O sócio da Nord também destaca a questão dos bancos, que foram bastante cautelosos em suas provisões em 2020, e se depararam com um cenário melhor no ano seguinte. O analista da Suno Research João Daronco lembra ainda que os bancos foram impedidos de distribuir dividendos durante boa parte de 2020, o que levou a um acúmulo de lucros a serem pagos em 2021. Daronco também destaca que o momento adverso levou parte das companhias a acumularem caixa no primeiro ano de pandemia. “Em um momento com maior incerteza você acaba sendo mais conservador, logo, distribui menos e deixa mais em caixa. Muitas empresas tiveram suas receitas cortadas, então elas decidiram guardar dinheiro em caixa para passar o momento de incerteza”, aponta Daronco.
Já segundo o chefe da área de análise e pesquisa do BTG Pactual para América Latina, Carlos Eduardo Sequeira, as empresas brasileiras vêm reduzindo seu endividamento nos últimos anos, o que justifica o aumento no pagamento de dividendos. “As empresas estão capitalizadas, os negócios estão indo bem, e elas estão numa posição de pagarem mais dividendos”, disse. Ele ressaltou que muitas empresas inclusive pagaram mais do que os 25% de lucros em dividendos exigidos por lei. Para ele, os maiores dividendos têm pouca relação com a pandemia. “A maior parte da melhora tem a ver com um avanço importante da situação dos balanços das empresas brasileiras”, afirmou. Sequeira destacou que a pandemia foi muito cruel com empresas menores, mas as maiores, com mais fôlego, aguentaram melhor, e se aproveitaram da fraqueza das menores para ganhar mercado.
Apesar de o crescimento de lucro de 2021 ante 2020 ter sido grande devido à pandemia, mesmo antes, em 2019, as empresas já reportavam lucros mais razoáveis, disse. Para 2022, a expectativa é que, caso o comportamento de preços das commodities se mantenha, haverá mais um ano generoso para os investidores. Tiglia, da Nord, lembra que o desempenho de algumas empresas depende de alguns fatores que não estão completamente sob controle delas. “Muita coisa não depende das empresas, como cenário macro e [preço das] commodities”, destaca. “A demanda na China, por exemplo, pode impactar, isso já refletiu nas ações da Vale.”

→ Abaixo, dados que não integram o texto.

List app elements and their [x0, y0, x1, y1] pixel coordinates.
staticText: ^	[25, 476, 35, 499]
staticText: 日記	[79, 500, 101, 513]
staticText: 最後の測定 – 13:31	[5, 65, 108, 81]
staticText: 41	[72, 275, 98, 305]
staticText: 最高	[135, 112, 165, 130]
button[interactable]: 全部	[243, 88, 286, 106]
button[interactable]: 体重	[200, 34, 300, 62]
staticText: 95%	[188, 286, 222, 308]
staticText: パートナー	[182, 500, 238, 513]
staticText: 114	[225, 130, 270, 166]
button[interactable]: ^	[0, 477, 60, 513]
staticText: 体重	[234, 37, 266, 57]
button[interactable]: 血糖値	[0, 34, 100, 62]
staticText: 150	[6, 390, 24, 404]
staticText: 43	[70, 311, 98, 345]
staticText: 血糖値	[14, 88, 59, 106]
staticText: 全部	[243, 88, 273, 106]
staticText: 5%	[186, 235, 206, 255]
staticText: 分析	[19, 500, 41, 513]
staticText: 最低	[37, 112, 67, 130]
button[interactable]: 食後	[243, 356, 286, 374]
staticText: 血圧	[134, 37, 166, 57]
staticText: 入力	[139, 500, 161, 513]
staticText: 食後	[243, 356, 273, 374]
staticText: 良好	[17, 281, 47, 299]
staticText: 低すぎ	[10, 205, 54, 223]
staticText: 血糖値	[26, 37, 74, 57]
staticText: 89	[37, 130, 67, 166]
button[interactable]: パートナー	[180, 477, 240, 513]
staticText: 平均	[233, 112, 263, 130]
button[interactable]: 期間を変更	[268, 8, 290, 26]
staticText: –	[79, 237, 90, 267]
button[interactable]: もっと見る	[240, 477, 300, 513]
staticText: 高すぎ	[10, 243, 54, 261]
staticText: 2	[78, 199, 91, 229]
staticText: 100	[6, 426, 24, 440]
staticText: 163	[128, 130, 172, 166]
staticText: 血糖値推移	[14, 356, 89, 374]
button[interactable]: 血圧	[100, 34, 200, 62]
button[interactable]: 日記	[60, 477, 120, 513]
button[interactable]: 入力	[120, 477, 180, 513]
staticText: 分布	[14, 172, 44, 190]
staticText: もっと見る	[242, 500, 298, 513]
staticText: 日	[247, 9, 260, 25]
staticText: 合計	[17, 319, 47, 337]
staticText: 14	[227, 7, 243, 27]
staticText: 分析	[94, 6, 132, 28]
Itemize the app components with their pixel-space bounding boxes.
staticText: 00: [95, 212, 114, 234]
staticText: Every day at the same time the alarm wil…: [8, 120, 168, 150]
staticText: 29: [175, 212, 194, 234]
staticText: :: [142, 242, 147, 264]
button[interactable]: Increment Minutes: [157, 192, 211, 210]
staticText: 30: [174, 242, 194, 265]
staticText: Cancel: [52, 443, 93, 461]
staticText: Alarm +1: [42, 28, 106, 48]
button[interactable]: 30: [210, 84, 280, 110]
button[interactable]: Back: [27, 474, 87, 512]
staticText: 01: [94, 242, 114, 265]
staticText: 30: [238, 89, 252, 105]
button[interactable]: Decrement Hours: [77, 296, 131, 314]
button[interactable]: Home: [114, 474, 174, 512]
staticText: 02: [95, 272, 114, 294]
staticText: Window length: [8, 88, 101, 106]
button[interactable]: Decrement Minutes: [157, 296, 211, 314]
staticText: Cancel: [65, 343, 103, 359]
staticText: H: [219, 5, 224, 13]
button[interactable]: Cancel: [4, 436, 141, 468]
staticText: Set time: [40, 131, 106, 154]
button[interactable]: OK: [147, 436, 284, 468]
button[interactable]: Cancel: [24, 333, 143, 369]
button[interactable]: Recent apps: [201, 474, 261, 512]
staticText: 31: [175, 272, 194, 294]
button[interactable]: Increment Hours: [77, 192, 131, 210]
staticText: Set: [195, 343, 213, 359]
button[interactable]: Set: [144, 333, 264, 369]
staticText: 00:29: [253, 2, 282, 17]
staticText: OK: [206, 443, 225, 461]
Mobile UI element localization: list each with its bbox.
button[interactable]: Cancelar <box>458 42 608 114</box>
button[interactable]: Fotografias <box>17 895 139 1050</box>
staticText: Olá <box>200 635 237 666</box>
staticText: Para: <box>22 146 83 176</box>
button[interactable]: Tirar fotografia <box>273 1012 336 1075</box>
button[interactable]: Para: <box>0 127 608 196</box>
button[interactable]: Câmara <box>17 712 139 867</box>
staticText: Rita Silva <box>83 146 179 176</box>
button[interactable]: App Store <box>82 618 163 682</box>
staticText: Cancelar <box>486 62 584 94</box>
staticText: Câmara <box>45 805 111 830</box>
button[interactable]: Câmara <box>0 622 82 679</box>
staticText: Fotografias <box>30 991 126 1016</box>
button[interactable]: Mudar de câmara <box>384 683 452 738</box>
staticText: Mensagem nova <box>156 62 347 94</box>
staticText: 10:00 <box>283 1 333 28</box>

Por outro lado, Tiglia acredita que os bancos podem entregar mais que no ano passado, com uma redução das provisões beneficiando os resultados. “Os bancos foram extremamente conservadores em pontos críticos, e não atingiram um ponto ótimo, têm onde melhorar”, comenta. A estrategista de ações da XP concorda com a dependência do cenário das commodities para um bom desempenho de algumas das principais empresas brasileiras, e lembra também das empresas reguladas, como as elétricas, que historicamente têm pagamentos fortes, altos e regulares, pela própria natureza delas.

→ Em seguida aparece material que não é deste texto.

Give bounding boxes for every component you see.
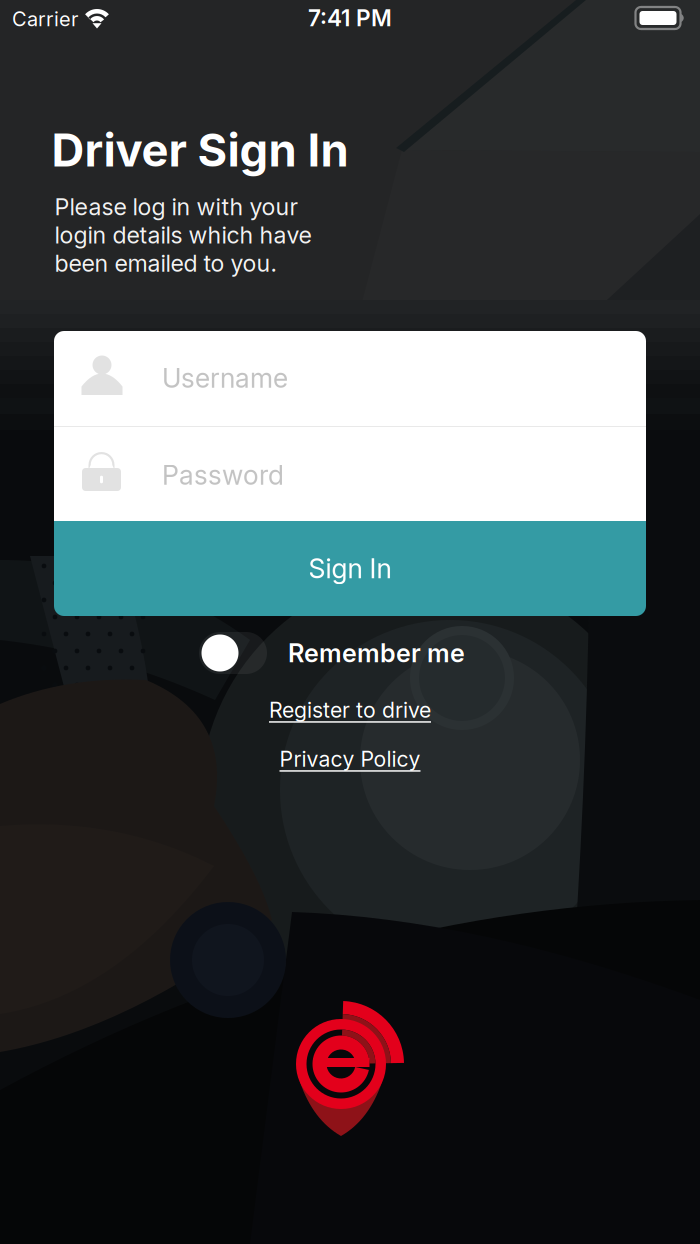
staticText: Password (162, 459, 284, 491)
button[interactable]: Remember me (199, 632, 465, 674)
staticText: Username (162, 362, 288, 394)
button[interactable]: Privacy Policy (250, 742, 450, 776)
button[interactable]: Register to drive (250, 693, 450, 727)
staticText: Privacy Policy (280, 746, 420, 772)
button[interactable]: Sign In (54, 521, 646, 616)
staticText: Register to drive (269, 697, 431, 723)
staticText: Remember me (288, 638, 465, 668)
staticText: Please log in with your login details wh… (54, 193, 312, 277)
staticText: Carrier (12, 7, 78, 31)
staticText: Driver Sign In (52, 123, 348, 178)
staticText: 7:41 PM (308, 4, 392, 32)
staticText: Sign In (308, 552, 392, 585)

Do ponto de vista negativo, setores que dependem mais do mercado local podem sofrer mais neste ano, com um ambiente macroeconômico mais difícil no primeiro semestre e incertezas relacionadas ao cenário eleitoral a partir de julho, aponta Daronco, da Suno. “É ruim falar de um aspecto como [o cenário] macro, mas desde o fim do ano, houve uma deterioração, com redução da massa salarial, inflação… E isso pode enfraquecer um pouco o resultado das empresas no geral, a gente viu varejo sofrendo no fim do ano. Construção é outro setor que também deve ser mais fraco.” Já Sequeira, do BTG, destaca que as empresas continuam muito capitalizadas, e companhias como Petrobras, Vale e do setor de telecomunicações devem continuar pagando dividendos. “Algumas empresas podem ser cautelosas ao longo de 2022, pois a economia brasileira deve piorar no final do ano”, diz.